Последнее письмо из Москвы - страница 8
Младшие братья моего отца доучились и поступили в университеты. Из Чона они перебрались в Киев, Одессу и Москву, чтоб влиться в новое коммунистическое общество. Удивительная риторика, в которой воспитывался и я. Но реальность никак не соответствовала идеологическим обещаниям, как и лозунги о светлом будущем. Через десять лет в Европе начали назревать внутренние конфликты, и тень нацистской Германии легла темным пятном на все планы. Путь в будущее для моей семьи прервался.
Не все родственники родителей стали участниками революционного процесса, были и исключения. Единственная сестра моего отца вышла замуж за ортодоксального еврея, который тайно продолжал свои религиозные практики, даже когда власти официально их запретили. Местное украино-еврейское ответвление иберийского марранизма противостояло «красной инквизиции». Три раза в день они совершали тайный ритуал: молились и проклинали коммунистическую власть за атеизм. Помню, как меня подавляли их страхи и как меня убеждали присоединиться к их обычаям. И некоторым образом я даже разделял их запал.
Почти до восьми лет я ни разу не видел отца. Меня воспитывали тетки и дед с бабушкой, которые опекали меня, но не заменяли его. Я был избалованным и слабым ребенком, воспитанным свободным в западне. Несмотря ни на что, я подозреваю, что меня воспитывали как особенного. Я понял это спустя годы ценою одиночества и душевных страданий.
Семейные фотоснимки
Советский Союз, 1930–1933 гг.
Согласно семейной легенде, мой отец, покидая Теофиполь и сбегая от коммунистического режима, клятвенно пообещал, что воссоединится с семьей меньше чем через год, но не уточнил, в какой точке земного шара это должно произойти, поскольку сам этого не знал.
Обняв мать и расцеловав меня, он умолял довериться его обещаниям. Я не помню, как это происходило — мне был всего год, но мать и тетки часто об этом рассказывали, и я взволнованно внимал их рассказам.
По различным причинам отец этого обещания не выполнил, и по большей части эти причины от него не зависели. Долгие годы он переписывался с матерью, пусть и с перерывами, и присылал фотографии. Если бы он писал регулярно, то приговорил бы себя. На это были политические причины: постоянный контакт с эмигрантом-беглецом мог привести всех участников переписки в застенки НКВД, потому был договор действовать осторожно.
Я с детства замечал, что любое упоминание об отце вызывало напряжение, особенно в семье матери. Казалось, они хотят стереть его из моей жизни при помощи молчания.
Мне же, напротив, хотелось знать, как он живет там, вдали от нас, и когда мы увидимся. Мне было необходимо убедить себя — и других, — что у меня, как у нормальных детей, есть отец.

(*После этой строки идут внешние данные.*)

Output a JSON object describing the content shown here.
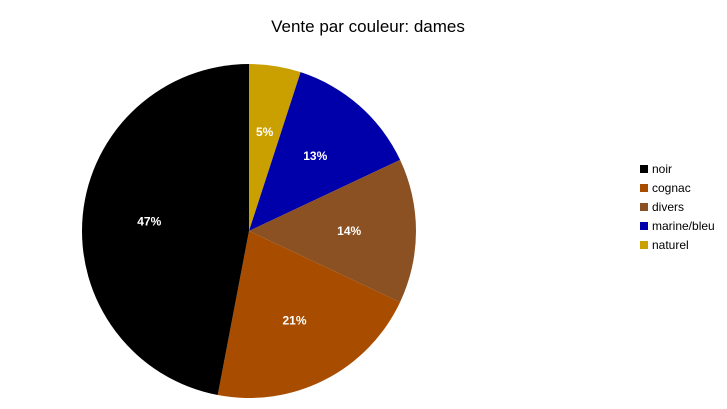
{
  "chart_data": {
    "type": "pie",
    "title": "Vente par couleur: dames",
    "categories": [
      "naturel",
      "marine/bleu",
      "divers",
      "cognac",
      "noir"
    ],
    "values": [
      5,
      13,
      14,
      21,
      47
    ],
    "data_labels": [
      "5%",
      "13%",
      "14%",
      "21%",
      "47%"
    ],
    "colors": [
      "#c9a000",
      "#0000aa",
      "#8b5123",
      "#a84d00",
      "#000000"
    ],
    "label_color": "#ffffff",
    "legend": {
      "position": "right",
      "entries": [
        {
          "label": "noir",
          "color": "#000000"
        },
        {
          "label": "cognac",
          "color": "#a84d00"
        },
        {
          "label": "divers",
          "color": "#8b5123"
        },
        {
          "label": "marine/bleu",
          "color": "#0000aa"
        },
        {
          "label": "naturel",
          "color": "#c9a000"
        }
      ]
    }
  }
}
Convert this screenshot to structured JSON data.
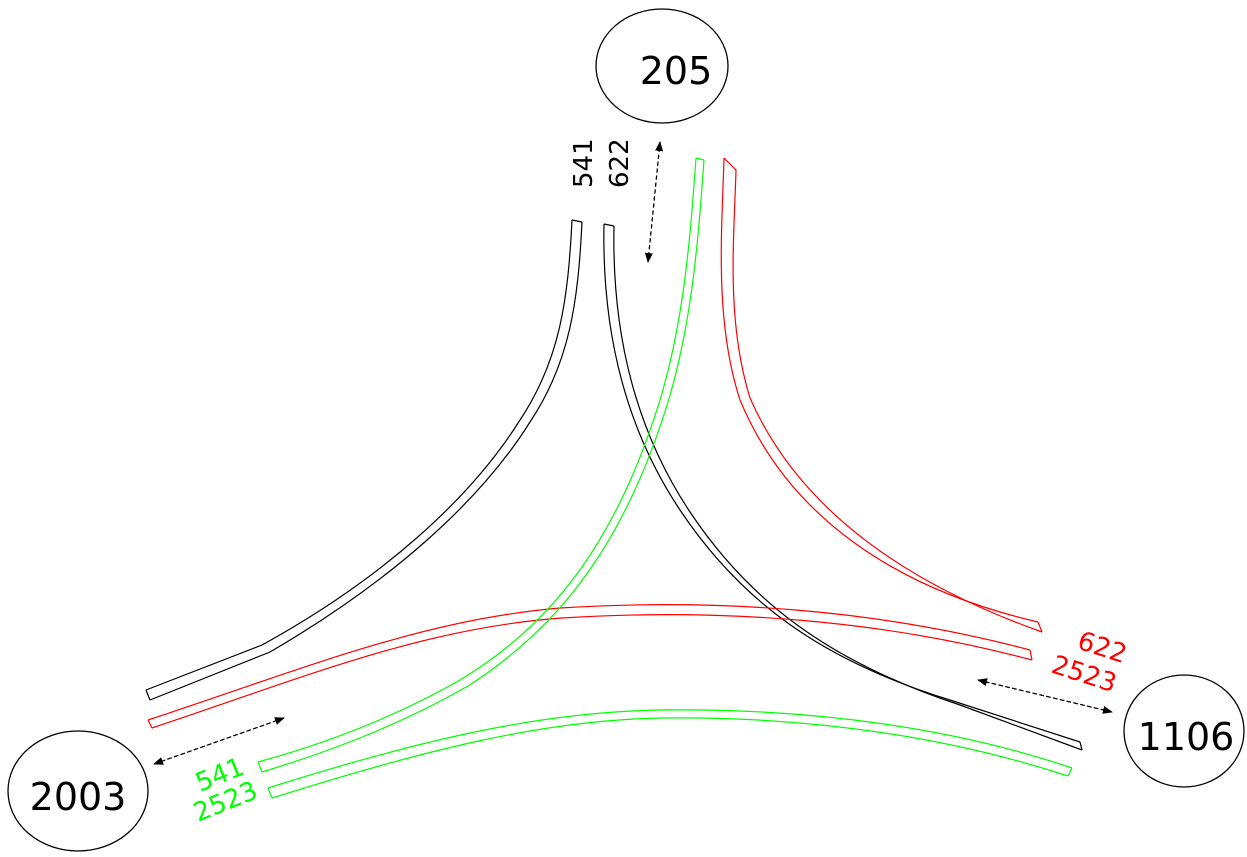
{
  "nodes": [
    {
      "id": "205",
      "label": "205"
    },
    {
      "id": "2003",
      "label": "2003"
    },
    {
      "id": "1106",
      "label": "1106"
    }
  ],
  "routes": {
    "black_a": "541",
    "black_b": "622",
    "red_a": "622",
    "red_b": "2523",
    "green_a": "541",
    "green_b": "2523"
  },
  "colors": {
    "black": "#000000",
    "red": "#ff0000",
    "green": "#00ff00"
  }
}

Когда приходило письмо от него, мать беспокоилась и читала его с таким видом, будто вновь и вновь переживала кошмарный сон, в котором каждый абзац письма содержал отказы от обещаний. Во время чтения (которое обычно сопровождалось слезами) выражение лица матери становилось все более спокойным, тогда как я наоборот нервничал и все хотел разузнать, что написано дальше. Подозреваю, что мать немного перерабатывала текст писем исключительно для того, чтоб порадовать меня. Помимо опыта, у нее был еще и талант к тому, чтоб развлекать меня; в письмах было полно историй о жизни в Буэнос-Айресе и о жизни отца, чьи личные качества она всегда щедро расписывала. Сам он подчеркивал, что мы многое упускаем, и настаивал на как можно более скорой встрече. Он держал меня в ожидании сюрприза, который, как и раньше, все еще предстояло устроить: дом, где у меня будет своя собственная комната.
Эта мечта о собственной комнате усугубляла мою тоску, но в то же время усиливала мое желание уехать. Я хвастал друзьям и знакомым, и они не верили, что эта будущая комната действительно существует. Люди жили в тесноте, не представляя, что может быть по-другому. Своя собственная комната? Да не может такого быть!
Иногда я представлял себе отца. Мать описывала его как высокого и крепко сложенного мужчину с приятным лицом, который любил повеселиться и обладал прекрасным характером. Ее родственники, напротив, низводили его комплекцию до обычной, а его нрав описывали как неуравновешенный — недовольство легко могло перейти в веселье. Мне была больше по душе материна версия: мне нравилось считать себя сыном силача. Я представлял его красавцем-атлетом. Героем. Далеким и недостижимым героем. Дед, его отец, никогда о нем не говорил. Бабушка иногда писала ему письма, в которых — как я теперь понимаю — было полно упреков.